España está dentro del grupo de países que han anunciado una revitalización de su defensa, refrendada además por diferentes encuestas que valoran de forma positiva la decisión de aumentar el gasto militar, así como el envío de armas a Ucrania o la necesidad de mantenerse firmes sobre las reclamaciones ancestrales de Marruecos; una vez que el gobierno ha tomado la arriesgada, diríamos que fallida, decisión de pacificar nuestro flanco sur apoyando sus reclamaciones sobre el Sahara español. Esto es algo que, lejos de apaciguar al reino alauita y como era de esperar, ha exaltado sus ánimos hasta el punto de llevar a no pocos expertos en política exterior y militares (eso sí, retirados) a solicitar un aumento en la capacidad de coerción del estado ante cualquier tipo de amenaza regional, incluso a abrir un debate político sobre la necesidad de modificar el tratado del Atlántico norte para dar cobertura a nuestras plazas de soberanía.
Este panorama ha generado no poca expectación alrededor de cuánto subirá realmente el presupuesto de defensa (el gobierno anuncia el 1,22% del PIB para 2024) y en que habrá de emplearse.
Desde Moncloa ya han adelantado unas directrices básicas que, lejos de ser sorprendentes, abundan en la línea abordada en los últimos años: la inversión en programas de armamento con un fuerte componente industrial. La única diferencia radica en que, agotada económica y jurídicamente la fórmula de los PEA y los créditos que concedía el Ministerio de Industria, todas las partidas figuren en el presupuesto ordinario de Defensa.
Las decisiones que el ejecutivo ya ha tomado van en esta misma línea, del acuerdo estratégico firmado con Airbus en 2020 se han materializado ya los Eurofighter del programa Halcón, A330 MRTT, helicópteros H135 y Tigre MkIII, drone EuroMALE y la fase de desarrollo del FCAS. Por su parte la SEPI ha adquirido parte del accionariado de INDRA, hasta alcanzar el 28% del valor de la compañía; lo que incide claramente en la línea citada, ya que se considera una empresa estratégica, además de contratista principal de España en el FCAS.
Pero la guerra en Ucrania también nos deja lecciones de tipo operacional, entre ellas las enormes deficiencias logísticas y de preparación de las fuerzas rusas, que están cosechando un sonoro fracaso. Seguramente parte de la pronta iniciativa de países como Alemania para revitalizar su presupuesto vienen de la certeza en que sus propias fuerzas adolecen de los mismos problemas estructurales.

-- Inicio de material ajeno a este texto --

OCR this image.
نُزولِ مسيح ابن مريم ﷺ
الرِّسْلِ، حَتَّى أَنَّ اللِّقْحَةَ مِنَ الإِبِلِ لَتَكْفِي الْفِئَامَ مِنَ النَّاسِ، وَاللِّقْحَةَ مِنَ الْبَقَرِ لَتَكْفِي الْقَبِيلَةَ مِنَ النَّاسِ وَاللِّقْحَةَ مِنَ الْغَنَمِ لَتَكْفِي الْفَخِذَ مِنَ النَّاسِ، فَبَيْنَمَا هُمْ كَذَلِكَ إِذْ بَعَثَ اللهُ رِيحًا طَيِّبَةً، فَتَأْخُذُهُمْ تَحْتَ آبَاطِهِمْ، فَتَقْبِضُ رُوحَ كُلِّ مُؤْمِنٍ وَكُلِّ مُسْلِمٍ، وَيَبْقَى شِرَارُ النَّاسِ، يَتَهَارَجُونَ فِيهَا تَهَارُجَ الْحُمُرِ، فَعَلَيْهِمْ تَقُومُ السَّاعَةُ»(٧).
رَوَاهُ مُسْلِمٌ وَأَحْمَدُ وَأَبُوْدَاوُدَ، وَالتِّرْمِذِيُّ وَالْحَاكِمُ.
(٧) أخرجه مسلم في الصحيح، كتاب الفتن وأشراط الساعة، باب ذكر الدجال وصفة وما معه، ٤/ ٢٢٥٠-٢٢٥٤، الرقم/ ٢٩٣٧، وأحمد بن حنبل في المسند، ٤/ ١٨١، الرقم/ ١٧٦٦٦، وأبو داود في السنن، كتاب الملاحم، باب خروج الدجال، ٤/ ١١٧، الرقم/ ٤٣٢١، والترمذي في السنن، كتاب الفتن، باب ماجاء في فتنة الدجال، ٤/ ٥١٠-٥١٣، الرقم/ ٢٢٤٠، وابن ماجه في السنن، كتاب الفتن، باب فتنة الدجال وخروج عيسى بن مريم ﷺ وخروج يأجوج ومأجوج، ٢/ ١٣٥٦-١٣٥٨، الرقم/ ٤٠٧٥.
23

Y es que la política de priorizar el impulso industrial ha llevado a varios países a comprar armamento por encima de sus posibilidades económicas, tanto en gasto corriente como en capacidad para explotar los sistemas de armas adecuadamente. En esto también debemos ser muy prudentes y aceptar la palabra de los profesionales, que de forma pública (cosa poco habitual en nuestras FAS) han reclamado aumentar las partidas de mantenimiento y adiestramiento bajo riesgo de que el sistema colapse.
Por último, y no menos importante, el debate en torno a las equiparaciones salariales de los funcionarios de la Administración del Estado, que entre otros, ha salpicado a Defensa, con legítimas solicitudes de aumento de las retribuciones del personal militar. Por si esto fuera poco, las consecuencias de una profesionalización precipitada están provocando no pocos agravios entre el personal de tropa, expulsados de las fuerzas armadas al cumplir 45 años; igualmente el fracaso de la Reserva Voluntaria, con un número de plazas completamente insuficiente, se debe a la escasa dotación presupuestaria para un proyecto que necesita reactivarse, dada la imposibilidad de mantener las cuotas de personal permanente actuales.
Todas estas cuestiones, consecuencia de haber mantenido durante años un gasto militar insuficiente, o no haber tomado las medidas necesarias para adaptar nuestra realidad al presupuesto disponible; obligan ahora a una gran inyección de recursos, sin que por ello veamos necesariamente nuevos programas, armamentos o capacidades militares.
De hecho, desde el gobierno no solo han anunciado una lenta y paulatina adaptación al objetivo (hasta 8 años para alcanzar el 2%) sino que los primeros años, el incremento, apenas dos décimas, revertirá directamente en políticas de personal.
Como segunda prioridad, y antes de embarcarse en nuevos proyectos, toca la debida amortización de la deuda adquirida mediante la nefasta fórmula de los PEA anteriormente citada, asunto sobre el que ya se pronunció la ministra Margarita Robles, haciendo referencia al necesario parón en nuevos programas hasta 2028. Es de esperar que el giro realizado desde entonces pueda acortar los plazos, pero no obvia que esta autoliquidación de las cuentas de otros ejercicios sea condición sine qua non para lanzar otro ciclo inversor que pueda atender a las muchas carencias acumuladas por las FAS.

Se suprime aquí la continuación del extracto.